CS267 Spring 2021 Practice Midterm

For the midterm I would suggest you:

  • Know how to do (by heart) all the practice problems.
  • Go over your notes at least three times. Second and third time try to see how much you can remember from the first time.
  • Go over the homework problems.
  • Try to create your own problems similar to the ones I have given and solve them.
  • If you want to study in groups, at this point you are ready to quiz each other.

The practice midterm is below. Here are some facts about the actual midterm:

  1. It is open book, open notes, open internet, however, you are not allowed to discuss problems on the midterm with classmates or other people until after the midterm submission period is over.
  2. It will be posted by the start of class time on the midterm day as one of the links on the side of the class homepage.
  3. You submit the midterm for grading using the same mechanism as to submit homeworks.
  4. It is designed to take an 1h15m, however, you can submit it up until midnight on the day it is posted.
  5. Some problems will be dependent on some personal information about you such as your ID, and you will not receive credit if you don't make use of this information correctly.
  6. One problem will be off the practice midterm.

Practice Problems

On practice midterm day, please post your problem solutions to the Practice Midterm Thread.

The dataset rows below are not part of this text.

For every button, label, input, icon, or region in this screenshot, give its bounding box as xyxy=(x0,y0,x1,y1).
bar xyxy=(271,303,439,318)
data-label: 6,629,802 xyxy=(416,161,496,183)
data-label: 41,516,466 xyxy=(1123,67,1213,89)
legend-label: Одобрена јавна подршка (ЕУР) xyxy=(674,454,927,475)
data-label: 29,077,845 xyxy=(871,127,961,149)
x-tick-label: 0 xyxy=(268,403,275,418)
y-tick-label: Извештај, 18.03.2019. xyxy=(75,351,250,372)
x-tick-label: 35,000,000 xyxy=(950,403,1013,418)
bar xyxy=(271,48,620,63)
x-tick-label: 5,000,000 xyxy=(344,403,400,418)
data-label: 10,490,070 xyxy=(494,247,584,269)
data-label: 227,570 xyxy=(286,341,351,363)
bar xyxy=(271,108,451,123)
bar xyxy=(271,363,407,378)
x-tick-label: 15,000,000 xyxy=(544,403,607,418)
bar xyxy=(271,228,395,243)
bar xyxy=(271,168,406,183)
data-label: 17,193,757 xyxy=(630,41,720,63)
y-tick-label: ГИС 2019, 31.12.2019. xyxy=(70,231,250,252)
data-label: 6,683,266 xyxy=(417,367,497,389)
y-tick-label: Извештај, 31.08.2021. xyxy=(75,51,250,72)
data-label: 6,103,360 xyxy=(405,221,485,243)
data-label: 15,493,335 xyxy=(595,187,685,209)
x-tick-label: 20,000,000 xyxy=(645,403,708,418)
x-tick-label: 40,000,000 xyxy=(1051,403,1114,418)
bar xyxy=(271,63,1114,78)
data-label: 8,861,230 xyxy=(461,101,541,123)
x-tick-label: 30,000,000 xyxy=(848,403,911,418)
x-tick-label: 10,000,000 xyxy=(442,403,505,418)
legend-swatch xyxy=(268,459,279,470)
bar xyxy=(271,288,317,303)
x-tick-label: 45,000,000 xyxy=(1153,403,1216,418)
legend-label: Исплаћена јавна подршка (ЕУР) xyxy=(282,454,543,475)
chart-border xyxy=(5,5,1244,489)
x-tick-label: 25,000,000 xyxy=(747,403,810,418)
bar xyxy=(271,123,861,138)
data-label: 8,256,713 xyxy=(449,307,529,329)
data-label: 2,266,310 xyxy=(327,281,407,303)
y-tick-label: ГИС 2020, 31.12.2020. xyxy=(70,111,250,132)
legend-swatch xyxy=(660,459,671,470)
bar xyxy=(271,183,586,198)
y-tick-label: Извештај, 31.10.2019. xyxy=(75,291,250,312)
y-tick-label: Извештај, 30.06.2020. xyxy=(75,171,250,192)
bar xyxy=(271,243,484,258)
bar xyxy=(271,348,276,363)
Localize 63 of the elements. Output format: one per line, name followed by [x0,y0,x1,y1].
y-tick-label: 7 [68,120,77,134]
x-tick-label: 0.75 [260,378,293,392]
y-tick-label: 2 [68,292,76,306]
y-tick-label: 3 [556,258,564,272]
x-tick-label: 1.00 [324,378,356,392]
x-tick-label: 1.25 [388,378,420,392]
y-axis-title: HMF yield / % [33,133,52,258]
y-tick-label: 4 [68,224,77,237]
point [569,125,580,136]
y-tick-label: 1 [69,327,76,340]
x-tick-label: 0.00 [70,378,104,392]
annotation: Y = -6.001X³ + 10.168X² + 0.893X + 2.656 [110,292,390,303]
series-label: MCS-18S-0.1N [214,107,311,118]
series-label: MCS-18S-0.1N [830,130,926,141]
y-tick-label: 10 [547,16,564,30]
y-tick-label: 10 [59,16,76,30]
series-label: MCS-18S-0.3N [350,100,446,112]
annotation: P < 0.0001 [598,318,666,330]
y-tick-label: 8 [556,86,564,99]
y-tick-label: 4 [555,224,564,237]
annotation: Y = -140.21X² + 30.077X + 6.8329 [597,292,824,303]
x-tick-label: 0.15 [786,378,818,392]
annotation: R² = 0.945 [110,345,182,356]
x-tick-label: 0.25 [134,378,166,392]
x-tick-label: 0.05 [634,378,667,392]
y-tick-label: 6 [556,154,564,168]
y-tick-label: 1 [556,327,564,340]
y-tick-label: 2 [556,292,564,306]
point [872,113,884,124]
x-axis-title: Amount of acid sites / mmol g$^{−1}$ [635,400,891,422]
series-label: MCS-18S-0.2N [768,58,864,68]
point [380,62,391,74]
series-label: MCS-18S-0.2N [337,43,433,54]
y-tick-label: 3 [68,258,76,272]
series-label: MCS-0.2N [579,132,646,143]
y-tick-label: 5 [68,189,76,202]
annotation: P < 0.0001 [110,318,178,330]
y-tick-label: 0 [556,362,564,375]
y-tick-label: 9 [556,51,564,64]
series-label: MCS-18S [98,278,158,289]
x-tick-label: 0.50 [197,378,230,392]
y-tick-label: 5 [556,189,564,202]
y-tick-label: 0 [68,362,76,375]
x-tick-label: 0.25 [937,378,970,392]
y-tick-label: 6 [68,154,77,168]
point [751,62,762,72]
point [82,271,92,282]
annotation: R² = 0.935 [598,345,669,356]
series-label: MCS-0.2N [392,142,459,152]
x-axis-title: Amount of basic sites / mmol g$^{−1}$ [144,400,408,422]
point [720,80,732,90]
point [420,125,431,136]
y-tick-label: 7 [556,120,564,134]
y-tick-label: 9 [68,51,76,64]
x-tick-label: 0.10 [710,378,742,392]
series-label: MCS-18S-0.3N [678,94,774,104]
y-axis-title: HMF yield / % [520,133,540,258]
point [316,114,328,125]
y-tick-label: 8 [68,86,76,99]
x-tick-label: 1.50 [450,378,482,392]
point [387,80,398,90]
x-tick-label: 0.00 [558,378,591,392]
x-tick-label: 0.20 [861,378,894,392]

  1. Define the following IR terms and give an example: (a) the Probability Ranking Principle, (b) specificity, (c) exhaustivity, and (d) novelty.
  2. Pick your favorite (family-friendly) limerick. Give the probability of each term in this limerick according to a first order language model. Compute the MLE of the second line.
  3. Consider the "As I was going to St Ives ..." riddle, explain how the nextPhrase algorithm would work on inputs: nextPhrase("had", "seven", 10). As there are variants to the riddle, tell me which one you are using as you go through the solution.
  4. Suggest a data structure that could be used to implement an inverted index in PHP, and give a working code snippet to show how to implement first($t), last($t) from our inverted index ADT.
  5. Give pseudo-code for an galloping search implementation of prev(t, pos), where prev is from out inverted index ADT.
  6. Define the following terms (1pt each): (a) docid index, (b) frequency index, (c) positional index, and (d) schema-independent index.
  7. In the following two documents fill in the blank with your home town and your favorite holiday respectively. (1) When I was little, I don't recall space aliens visiting ____. (2) Maybe the space aliens were waiting for ____. Assume we are using the vector space model with TF-IDF scores for the components. Compute the TF-IDF vectors for each document. Compute their cosine similarity.
  8. Give the nextSolution algorithm from class for positive boolean queries. Show how it would work on a concrete corpus and query.
  9. Suppose `n=3` what would be the character `n`-grams for the word toast? (1pt) What is stopping? (1pt) What is stemming (1pt)? Give an example of the kinds of rules used by a Porter stemmer.
  10. Briefly explain and give example of the following (1pt each): (a) sort-based dictionary, (b) per-term index, (c) move-to-front heuristic, (d) merge based index construction.